Of course, we try to mix things up to keep our review sessions as fresh as possible… we’ll work individually some days, in groups in others, attempt various types of problems, use computers, use clickers, use whiteboards, all with varying degrees of success. Yesterday I thought I’d try something a bit different though… nothing drastic by any stretch, just several small tweaks that put together made for the highest level of engagement I’d seen for a review activity.
To begin with, I rearranged the room and all the student desks and lab tables to make a total of six massive tables, with chairs and stools around each. One of the table was designated “belongings,” and students were asked to place all of their bags, books, etc. on the belongings table at the beginning of class, keeping only a pencil or pen with them.
At each of the remaining tables I placed a formula sheet, a few calculators, and a problem set of about 15 problems. Each of the five tables had a problem set from a different unit (Kinematics, Dynamics, UCM & Gravity, Impulse and Momentum, and Work/Energy/Power). I also placed an answer key at each table.
Once everyone had huddled up, I provided each student with a blank sheet of paper and asked them to rank the topics we’d covered so far this year from strongest to weakest (we’ve been working on building meta-cognition skills sporadically throughout the year). Once that was completed, detailed instructions were given. Students were to travel to each “station” and complete five problems on the blank sheets of paper, showing all work as demonstrated in class, and checking their answers using the solution sheets as they went. Once five problems were successfully completed, they could come to the front of the room, grab an M&M reward, and move on to the next topic.

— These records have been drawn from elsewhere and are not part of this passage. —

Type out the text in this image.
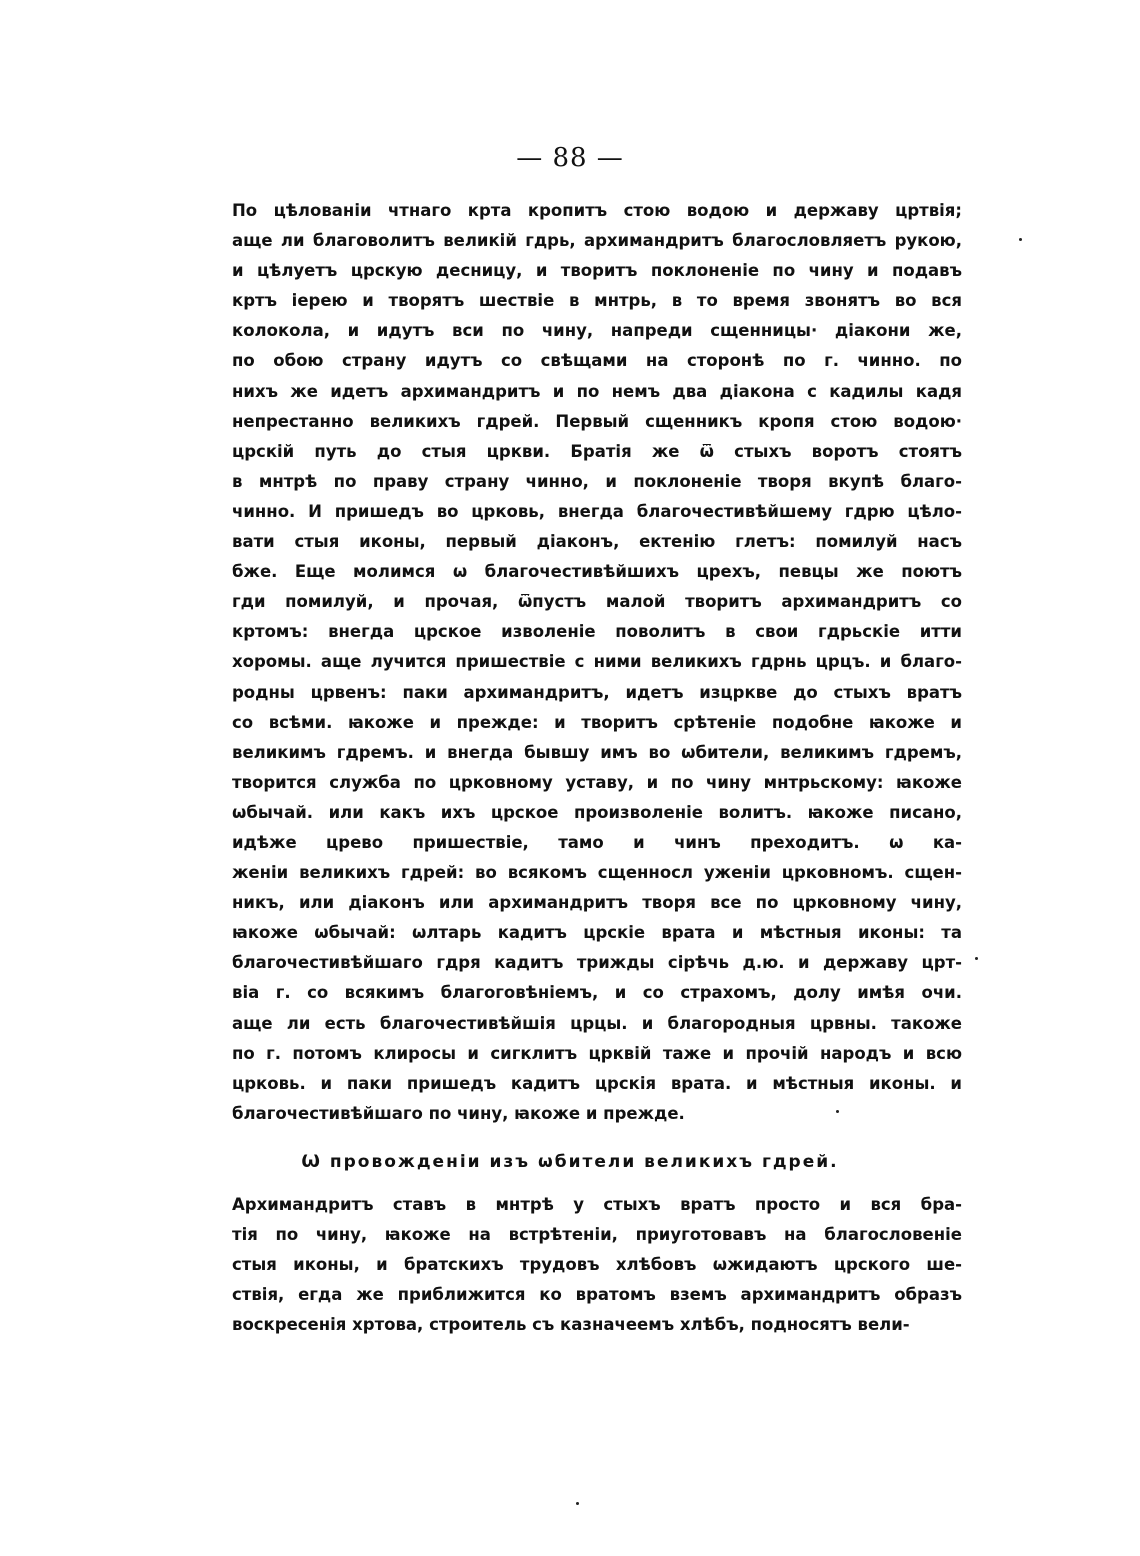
— 88 —
По цѣлованіи чтнаго крта кропитъ стою водою и державу цртвія;
аще ли благоволитъ великій гдрь, архимандритъ благословляетъ рукою,
и цѣлуетъ црскую десницу, и творитъ поклоненіе по чину и подавъ
кртъ іерею и творятъ шествіе в мнтрь, в то время звонятъ во вся
колокола, и идутъ вси по чину, напреди сщенницы· діакони же,
по обою страну идутъ со свѣщами на сторонѣ по г. чинно. по
нихъ же идетъ архимандритъ и по немъ два діакона с кадилы кадя
непрестанно великихъ гдрей. Первый сщенникъ кропя стою водою·
црскій путь до стыя цркви. Братія же ѿ стыхъ воротъ стоятъ
в мнтрѣ по праву страну чинно, и поклоненіе творя вкупѣ благо-
чинно. И пришедъ во црковь, внегда благочестивѣйшему гдрю цѣло-
вати стыя иконы, первый діаконъ, ектенію глетъ: помилуй насъ
бже. Еще молимся ѡ благочестивѣйшихъ црехъ, певцы же поютъ
гди помилуй, и прочая, ѿпустъ малой творитъ архимандритъ со
кртомъ: внегда црское изволеніе поволитъ в свои гдрьскіе итти
хоромы. аще лучится пришествіе с ними великихъ гдрнь црцъ. и благо-
родны црвенъ: паки архимандритъ, идетъ изцркве до стыхъ вратъ
со всѣми. ꙗкоже и прежде: и творитъ срѣтеніе подобне ꙗкоже и
великимъ гдремъ. и внегда бывшу имъ во ѡбители, великимъ гдремъ,
творится служба по црковному уставу, и по чину мнтрьскому: ꙗкоже
ѡбычай. или какъ ихъ црское произволеніе волитъ. ꙗкоже писано,
идѣже цревo пришествіе, тамо и чинъ преходитъ. ѡ ка-
женіи великихъ гдрей: во всякомъ сщенносл уженіи црковномъ. сщен-
никъ, или діаконъ или архимандритъ творя все по црковному чину,
ꙗкоже ѡбычай: ѡлтарь кадитъ црскіе врата и мѣстныя иконы: та
благочестивѣйшаго гдря кадитъ трижды сірѣчь д.ю. и державу црт-
віа г. со всякимъ благоговѣніемъ, и со страхомъ, долу имѣя очи.
аще ли есть благочестивѣйшія црцы. и благородныя црвны. такоже
по г. потомъ клиросы и сигклитъ црквій таже и прочій народъ и всю
црковь. и паки пришедъ кадитъ црскія врата. и мѣстныя иконы. и
благочестивѣйшаго по чину, ꙗкоже и прежде.
Ѡ провожденіи изъ ѡбители великихъ гдрей.
Архимандритъ ставъ в мнтрѣ у стыхъ вратъ просто и вся бра-
тія по чину, ꙗкоже на встрѣтеніи, приуготовавъ на благословеніе
стыя иконы, и братскихъ трудовъ хлѣбовъ ѡжидаютъ црского ше-
ствія, егда же приближится ко вратомъ вземъ архимандритъ образъ
воскресенія хртова, строитель съ казначеемъ хлѣбъ, подносятъ вели-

Students in need of help had two options… they could ask their cohorts at the same station, or come to the “help desk” (aka teacher), who would provide help, but only by asking more questions. Out of 100 students, only two came to the help desk all day. Instead, they taught each other.

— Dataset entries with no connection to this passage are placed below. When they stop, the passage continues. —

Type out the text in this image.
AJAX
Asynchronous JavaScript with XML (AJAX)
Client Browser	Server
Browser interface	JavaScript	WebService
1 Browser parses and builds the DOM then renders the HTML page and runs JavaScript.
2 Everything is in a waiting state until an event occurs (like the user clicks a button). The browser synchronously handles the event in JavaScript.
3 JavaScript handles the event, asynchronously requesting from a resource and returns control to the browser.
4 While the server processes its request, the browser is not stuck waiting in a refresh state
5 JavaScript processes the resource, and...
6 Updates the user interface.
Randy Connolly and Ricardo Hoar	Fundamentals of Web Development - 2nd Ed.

Our goal was to complete all five stations in our 42-minute period. Many students succeeded in the goal, and a small contingent made it through several extra stations. More importantly, I had students working diligently on problems for a solid 90% of our class time. I saw students teaching each other patiently, explaining concepts and notation in detail, and checking for understanding as they went. And as they left the class, a number of students mentioned how helpful an exercise this had been as they prepared for their mid-term.
I don’t know what was so magical about the lesson. We’ve done practice problems with answers before, individually and in groups. We’ve rotated through stations before. We’ve re-arranged the room. Maybe it was the M&M’s – I’m not usually a fan of external motivations, especially something so simple and benign as a single M&M for each five-problem set done correctly. Whatever the reason, it appears the combination of changes did the trick, and not only did the students get extra practice in their areas of greatest need, I also gained valuable feedback by watching which stations had the greatest “pile-ups” during the lesson, allowing me to focus our next class on the areas of greatest need.
So simple, yet so effective… I’ll have to ask the kids why they thought the lesson worked so well!